Legare la leadership di prodotto alla leadership di processo, e quindi della produzione, non va molto d'accordo con l'idea della cessione delle foundry. Dal che si conclude che per il board Intel il modo oggi migliore per creare valore per gli azionisti sia mantenere Intel saldamente intera e migliorare tutte le sue parti.

Questo, va detto, richiede una visione chiara del mercato e una buona capacità di cambiamento. Perché Gelsinger aveva certamente ragione: la classica Intel non può stare a galla in uno scenario in cui il suo core business storico - x86 nei data center - è attaccato da più parti.
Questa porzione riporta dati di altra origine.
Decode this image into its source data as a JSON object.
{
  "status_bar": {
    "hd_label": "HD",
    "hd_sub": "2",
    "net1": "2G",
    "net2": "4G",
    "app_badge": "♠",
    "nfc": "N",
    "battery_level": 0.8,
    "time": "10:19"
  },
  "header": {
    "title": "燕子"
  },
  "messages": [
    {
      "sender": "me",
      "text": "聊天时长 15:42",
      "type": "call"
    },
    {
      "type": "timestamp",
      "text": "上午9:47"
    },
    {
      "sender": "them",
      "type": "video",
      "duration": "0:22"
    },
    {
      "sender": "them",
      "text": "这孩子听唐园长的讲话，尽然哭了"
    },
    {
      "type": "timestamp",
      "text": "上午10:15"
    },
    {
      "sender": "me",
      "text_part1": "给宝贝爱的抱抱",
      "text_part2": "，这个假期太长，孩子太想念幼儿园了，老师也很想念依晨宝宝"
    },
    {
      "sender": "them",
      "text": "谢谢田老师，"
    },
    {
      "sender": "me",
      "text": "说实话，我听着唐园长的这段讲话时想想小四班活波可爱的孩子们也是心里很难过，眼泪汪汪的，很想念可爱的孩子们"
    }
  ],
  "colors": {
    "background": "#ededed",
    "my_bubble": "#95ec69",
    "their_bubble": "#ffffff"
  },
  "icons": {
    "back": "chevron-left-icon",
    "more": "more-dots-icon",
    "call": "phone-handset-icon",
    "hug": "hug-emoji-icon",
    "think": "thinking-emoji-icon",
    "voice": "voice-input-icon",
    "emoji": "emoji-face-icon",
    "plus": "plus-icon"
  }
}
Non più solo da AMD, che è comunque in crescita, ma da un player inaspettato (Nvidia) e da tutto il mondo ARM.

La scelta di due co-CEO è in questo senso significativa: dare un segnale di stabilità e di focalizzazione su quello che certamente rende. Così i co-CEO sono David Zinsner (un CFO, il massimo della stabilità e del concetto di valore aziendale) e Michelle Johnston Holthaus, a cui faceva capo il quasi inattacabile business PC. Manager validissimi, certamente, ma a cui non si può chiedere cosa Intel voglia diventare da grande ora che il mondo sta cambiando.

E non dimentichiamo che la tecnologia nei prossimi anni sarà sempre più soggetta a considerazioni geopolitiche. Una Intel nuovamente forte risponde al mantra "America first" che caratterizzerà la prossima Amministrazione Trump. Forte nella capacità progettuale - e qui non c'è troppo da migliorare - ma forte anche nella capacità produttiva "in casa": le foundry americane di Intel saranno quindi sempre più strategiche. Anche se questo non vuol dire che debbano per forza restare in mano a Intel: basta che la produzione "Made in USA" continui a crescere.